Hacker News new | ask | show | jobs
by Peaker 3091 days ago
Programs could be explicit about those constraints, encode more of them statically and check them statically.
3 comments

Everything has a failure rate. This introduces another set of heuristics (and another false-{positive,negative} rate), another set of potential implementation bugs in those heuristics. What if being able to run the program on a particularly memory-limited computer could save the universe, even more slowly than the project manager originally wanted it to run?

Statically encoding something like a memory constraint sounds very hard for all but the simplest algorithms. What about a randomized algorithm that sometimes uses more heap? How do you get around not knowing how much it's going to use without running it?

Allocate for the worst case use in the bss. The program's static size indicates explicit memory requirements.
That's Design-by-Contract. On checking side, one can generate tests from specs, static analysis, turn them plus code into verification conditions to feed to solvers, or inputs to theorem prover for handling complex stuff. Eiffel implements DbC with test generation. SPARK Ada does automated and manual proofs.

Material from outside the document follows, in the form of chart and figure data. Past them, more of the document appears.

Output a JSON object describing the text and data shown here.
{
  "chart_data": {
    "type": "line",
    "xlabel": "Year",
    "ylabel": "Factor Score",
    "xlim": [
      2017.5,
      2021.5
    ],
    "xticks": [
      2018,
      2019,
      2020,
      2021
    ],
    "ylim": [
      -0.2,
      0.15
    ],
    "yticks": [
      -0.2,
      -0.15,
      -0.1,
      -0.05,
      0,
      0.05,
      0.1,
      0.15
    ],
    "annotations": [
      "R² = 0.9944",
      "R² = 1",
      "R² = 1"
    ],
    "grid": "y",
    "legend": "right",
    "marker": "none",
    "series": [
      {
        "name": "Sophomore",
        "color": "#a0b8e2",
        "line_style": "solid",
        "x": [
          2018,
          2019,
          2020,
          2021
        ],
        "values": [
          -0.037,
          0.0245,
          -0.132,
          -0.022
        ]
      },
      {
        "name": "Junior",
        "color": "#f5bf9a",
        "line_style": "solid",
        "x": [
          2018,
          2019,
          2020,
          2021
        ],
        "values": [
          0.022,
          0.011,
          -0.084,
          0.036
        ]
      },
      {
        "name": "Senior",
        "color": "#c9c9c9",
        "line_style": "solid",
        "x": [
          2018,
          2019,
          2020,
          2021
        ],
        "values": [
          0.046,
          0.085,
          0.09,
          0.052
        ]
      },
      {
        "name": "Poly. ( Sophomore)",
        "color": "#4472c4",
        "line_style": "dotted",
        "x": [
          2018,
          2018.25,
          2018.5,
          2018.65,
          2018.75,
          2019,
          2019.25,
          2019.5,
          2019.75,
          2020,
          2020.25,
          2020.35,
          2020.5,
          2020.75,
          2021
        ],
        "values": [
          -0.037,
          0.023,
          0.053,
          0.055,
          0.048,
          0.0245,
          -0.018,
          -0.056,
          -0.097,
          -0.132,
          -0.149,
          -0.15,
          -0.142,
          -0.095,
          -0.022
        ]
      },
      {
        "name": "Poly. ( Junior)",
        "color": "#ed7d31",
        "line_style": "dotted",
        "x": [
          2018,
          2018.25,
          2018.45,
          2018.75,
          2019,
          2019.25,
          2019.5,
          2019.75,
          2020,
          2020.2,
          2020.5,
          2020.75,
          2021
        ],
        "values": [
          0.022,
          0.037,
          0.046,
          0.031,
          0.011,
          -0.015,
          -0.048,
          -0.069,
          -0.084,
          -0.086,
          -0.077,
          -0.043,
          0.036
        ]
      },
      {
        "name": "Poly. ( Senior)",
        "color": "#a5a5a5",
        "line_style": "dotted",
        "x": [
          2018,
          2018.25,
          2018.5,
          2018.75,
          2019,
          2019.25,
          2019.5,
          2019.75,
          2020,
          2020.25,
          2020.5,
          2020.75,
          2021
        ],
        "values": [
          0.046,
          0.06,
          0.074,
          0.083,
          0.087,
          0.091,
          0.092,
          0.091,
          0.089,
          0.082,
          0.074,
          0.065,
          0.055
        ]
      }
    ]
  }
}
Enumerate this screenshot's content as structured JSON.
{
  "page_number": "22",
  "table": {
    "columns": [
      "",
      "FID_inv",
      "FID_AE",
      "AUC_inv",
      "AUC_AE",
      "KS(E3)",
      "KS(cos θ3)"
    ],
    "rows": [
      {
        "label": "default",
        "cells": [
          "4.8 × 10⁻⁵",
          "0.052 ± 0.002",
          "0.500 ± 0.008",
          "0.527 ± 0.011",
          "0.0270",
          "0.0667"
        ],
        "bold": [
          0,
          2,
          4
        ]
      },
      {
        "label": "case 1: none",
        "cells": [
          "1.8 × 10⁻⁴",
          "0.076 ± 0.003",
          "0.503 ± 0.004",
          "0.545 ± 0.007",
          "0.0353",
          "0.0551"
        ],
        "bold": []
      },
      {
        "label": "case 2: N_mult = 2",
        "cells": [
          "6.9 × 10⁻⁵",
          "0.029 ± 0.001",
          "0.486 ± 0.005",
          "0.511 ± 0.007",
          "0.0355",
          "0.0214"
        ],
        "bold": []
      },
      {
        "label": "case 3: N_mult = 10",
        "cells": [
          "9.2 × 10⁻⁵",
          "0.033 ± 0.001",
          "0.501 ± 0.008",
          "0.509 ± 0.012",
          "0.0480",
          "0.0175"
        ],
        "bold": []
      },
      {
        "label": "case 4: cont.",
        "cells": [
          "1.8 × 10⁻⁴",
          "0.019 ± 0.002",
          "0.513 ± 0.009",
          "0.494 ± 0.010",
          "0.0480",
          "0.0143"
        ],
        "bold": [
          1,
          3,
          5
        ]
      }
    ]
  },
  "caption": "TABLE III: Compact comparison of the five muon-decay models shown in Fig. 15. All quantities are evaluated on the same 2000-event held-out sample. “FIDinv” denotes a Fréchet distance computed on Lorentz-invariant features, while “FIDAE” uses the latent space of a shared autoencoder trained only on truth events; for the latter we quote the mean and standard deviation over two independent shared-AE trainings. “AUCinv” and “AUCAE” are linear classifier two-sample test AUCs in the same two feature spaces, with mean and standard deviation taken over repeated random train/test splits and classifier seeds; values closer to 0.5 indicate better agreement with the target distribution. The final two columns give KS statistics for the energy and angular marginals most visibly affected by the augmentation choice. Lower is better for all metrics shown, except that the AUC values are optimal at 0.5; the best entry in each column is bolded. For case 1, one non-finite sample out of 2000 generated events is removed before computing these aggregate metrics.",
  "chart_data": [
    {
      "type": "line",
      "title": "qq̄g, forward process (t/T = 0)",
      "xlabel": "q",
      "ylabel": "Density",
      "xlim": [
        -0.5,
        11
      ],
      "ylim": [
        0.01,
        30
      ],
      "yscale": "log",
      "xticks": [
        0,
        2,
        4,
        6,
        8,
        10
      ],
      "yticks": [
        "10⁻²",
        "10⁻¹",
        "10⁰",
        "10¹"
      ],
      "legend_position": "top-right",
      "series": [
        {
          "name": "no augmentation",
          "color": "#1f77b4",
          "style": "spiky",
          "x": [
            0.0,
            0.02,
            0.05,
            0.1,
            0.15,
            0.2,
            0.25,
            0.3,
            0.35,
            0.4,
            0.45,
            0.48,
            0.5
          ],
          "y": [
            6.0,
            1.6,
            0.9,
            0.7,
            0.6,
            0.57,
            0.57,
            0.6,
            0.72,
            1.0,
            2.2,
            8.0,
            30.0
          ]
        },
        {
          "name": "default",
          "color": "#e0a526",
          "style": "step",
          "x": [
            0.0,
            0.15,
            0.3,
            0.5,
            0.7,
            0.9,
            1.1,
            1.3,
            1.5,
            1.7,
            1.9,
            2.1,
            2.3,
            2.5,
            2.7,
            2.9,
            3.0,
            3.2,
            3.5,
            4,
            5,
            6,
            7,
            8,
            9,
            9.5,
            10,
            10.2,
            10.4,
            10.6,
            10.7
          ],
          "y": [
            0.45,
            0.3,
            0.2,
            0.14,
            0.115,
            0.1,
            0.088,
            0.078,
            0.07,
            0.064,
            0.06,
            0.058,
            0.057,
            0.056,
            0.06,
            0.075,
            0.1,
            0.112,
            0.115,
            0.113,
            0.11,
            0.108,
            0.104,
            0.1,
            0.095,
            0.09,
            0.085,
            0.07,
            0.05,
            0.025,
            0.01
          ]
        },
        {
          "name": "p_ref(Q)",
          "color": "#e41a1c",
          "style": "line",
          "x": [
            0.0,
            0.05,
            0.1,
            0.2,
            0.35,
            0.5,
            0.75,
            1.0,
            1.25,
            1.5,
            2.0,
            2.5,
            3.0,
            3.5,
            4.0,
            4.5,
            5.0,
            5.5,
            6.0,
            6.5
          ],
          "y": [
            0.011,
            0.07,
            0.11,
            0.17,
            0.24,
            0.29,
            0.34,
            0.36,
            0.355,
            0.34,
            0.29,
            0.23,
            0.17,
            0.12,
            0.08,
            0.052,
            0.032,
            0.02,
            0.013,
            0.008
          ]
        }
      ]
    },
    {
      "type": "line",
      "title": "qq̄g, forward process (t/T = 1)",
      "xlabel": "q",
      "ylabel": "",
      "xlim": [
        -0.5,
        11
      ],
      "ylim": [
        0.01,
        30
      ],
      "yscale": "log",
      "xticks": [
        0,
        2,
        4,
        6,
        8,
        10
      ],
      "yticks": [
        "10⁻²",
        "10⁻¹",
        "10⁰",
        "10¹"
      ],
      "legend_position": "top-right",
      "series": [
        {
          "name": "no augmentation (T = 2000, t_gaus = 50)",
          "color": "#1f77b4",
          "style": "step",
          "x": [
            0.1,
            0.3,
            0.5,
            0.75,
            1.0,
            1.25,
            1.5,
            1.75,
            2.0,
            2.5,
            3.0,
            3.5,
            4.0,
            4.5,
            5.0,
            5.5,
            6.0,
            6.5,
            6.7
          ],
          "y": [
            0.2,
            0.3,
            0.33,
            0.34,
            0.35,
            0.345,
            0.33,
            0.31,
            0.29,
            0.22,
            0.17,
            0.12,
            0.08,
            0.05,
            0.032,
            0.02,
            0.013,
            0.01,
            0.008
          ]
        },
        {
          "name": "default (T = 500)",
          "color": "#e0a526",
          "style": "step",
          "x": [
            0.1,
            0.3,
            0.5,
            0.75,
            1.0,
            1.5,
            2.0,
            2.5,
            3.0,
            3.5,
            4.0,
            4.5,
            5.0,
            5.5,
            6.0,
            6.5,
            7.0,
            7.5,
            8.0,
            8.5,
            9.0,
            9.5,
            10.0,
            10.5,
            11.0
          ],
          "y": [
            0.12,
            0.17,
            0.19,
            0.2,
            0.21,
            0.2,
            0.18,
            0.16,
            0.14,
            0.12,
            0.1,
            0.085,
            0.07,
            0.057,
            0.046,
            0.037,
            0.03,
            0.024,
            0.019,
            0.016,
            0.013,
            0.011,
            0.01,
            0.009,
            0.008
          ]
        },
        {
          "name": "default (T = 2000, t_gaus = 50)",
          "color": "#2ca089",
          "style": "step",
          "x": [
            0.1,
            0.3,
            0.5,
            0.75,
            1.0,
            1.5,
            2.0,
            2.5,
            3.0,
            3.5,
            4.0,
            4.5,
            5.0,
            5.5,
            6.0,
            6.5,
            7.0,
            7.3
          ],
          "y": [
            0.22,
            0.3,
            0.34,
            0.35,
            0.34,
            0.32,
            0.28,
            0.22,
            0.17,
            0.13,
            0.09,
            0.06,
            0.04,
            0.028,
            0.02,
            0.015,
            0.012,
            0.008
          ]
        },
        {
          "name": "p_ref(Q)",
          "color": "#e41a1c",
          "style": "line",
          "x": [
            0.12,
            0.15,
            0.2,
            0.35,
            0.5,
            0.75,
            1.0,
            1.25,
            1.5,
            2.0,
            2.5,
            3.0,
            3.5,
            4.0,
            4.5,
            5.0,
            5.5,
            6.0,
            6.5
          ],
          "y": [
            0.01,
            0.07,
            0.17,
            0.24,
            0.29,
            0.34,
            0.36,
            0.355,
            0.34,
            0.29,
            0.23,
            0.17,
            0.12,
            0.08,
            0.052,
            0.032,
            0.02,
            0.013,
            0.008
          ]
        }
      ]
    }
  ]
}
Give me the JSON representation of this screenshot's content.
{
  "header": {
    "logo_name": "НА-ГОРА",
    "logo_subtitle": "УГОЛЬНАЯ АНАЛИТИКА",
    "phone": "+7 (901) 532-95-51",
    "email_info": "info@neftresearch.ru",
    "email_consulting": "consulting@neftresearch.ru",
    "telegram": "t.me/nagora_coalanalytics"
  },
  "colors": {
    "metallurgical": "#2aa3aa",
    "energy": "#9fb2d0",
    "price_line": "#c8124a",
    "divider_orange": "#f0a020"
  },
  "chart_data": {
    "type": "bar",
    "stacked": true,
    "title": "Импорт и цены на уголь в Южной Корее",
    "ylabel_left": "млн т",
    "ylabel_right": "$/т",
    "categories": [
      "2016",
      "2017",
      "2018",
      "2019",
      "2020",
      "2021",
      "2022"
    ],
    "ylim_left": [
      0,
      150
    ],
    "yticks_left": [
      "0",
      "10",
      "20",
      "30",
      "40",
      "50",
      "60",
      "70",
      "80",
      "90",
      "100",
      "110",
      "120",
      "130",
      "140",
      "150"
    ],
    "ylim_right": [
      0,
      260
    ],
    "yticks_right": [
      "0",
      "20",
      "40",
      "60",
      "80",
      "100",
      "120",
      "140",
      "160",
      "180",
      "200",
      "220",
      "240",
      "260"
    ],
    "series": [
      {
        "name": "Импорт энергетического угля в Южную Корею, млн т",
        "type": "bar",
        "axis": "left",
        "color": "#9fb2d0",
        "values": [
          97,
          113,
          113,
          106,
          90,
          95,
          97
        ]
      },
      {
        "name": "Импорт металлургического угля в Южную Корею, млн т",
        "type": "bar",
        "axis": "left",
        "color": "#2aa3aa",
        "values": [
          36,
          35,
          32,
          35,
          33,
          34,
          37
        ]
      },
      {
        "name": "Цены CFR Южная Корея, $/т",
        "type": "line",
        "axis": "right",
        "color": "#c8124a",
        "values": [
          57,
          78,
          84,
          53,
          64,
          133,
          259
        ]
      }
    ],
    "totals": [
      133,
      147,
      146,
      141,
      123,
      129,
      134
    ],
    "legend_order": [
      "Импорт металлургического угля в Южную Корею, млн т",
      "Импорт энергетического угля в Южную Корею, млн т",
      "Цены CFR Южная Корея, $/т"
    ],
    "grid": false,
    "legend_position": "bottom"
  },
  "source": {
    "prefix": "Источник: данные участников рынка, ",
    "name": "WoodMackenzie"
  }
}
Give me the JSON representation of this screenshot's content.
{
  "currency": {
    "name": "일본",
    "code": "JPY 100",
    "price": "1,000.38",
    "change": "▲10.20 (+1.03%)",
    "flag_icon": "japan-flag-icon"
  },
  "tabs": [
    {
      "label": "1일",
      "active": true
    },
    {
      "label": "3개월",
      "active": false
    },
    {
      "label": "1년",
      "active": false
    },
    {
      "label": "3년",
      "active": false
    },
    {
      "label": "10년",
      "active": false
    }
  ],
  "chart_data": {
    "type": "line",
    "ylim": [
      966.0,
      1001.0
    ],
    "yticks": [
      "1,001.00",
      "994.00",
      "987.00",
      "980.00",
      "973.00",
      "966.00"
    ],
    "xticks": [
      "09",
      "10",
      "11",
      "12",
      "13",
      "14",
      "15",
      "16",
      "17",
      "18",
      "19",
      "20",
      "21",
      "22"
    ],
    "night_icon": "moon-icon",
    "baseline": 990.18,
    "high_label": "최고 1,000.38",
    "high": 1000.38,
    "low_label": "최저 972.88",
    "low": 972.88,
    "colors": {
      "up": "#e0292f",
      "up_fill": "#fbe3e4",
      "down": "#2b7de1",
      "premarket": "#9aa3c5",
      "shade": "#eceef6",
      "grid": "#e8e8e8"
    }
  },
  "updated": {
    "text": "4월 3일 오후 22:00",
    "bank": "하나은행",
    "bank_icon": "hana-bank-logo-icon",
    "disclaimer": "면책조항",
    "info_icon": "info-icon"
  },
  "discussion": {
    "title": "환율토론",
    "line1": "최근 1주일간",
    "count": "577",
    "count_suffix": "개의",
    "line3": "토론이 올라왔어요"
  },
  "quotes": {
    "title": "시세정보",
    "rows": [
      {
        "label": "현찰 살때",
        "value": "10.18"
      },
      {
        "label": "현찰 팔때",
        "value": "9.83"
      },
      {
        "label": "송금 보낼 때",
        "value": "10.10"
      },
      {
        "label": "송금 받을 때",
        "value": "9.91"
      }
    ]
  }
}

Ada 2012 added contracts but idk tool support. Many languages have ways of emulating this functionality, too.

What you're describing is essentially a proven, lightweight, formal method for improving software quality. Many commercial apps use it.

indeed, very few programming languages actually do that, and you're probably running the language on top of another language that has flawed guarantees on those constraints. Or hardware. How do you guarantee your program hasn't gone rogue if you can't guarantee the bits in your memory.
Yeah, this would be the question for fault tolerance and the whole world of distributed systems that inevitably comes with it.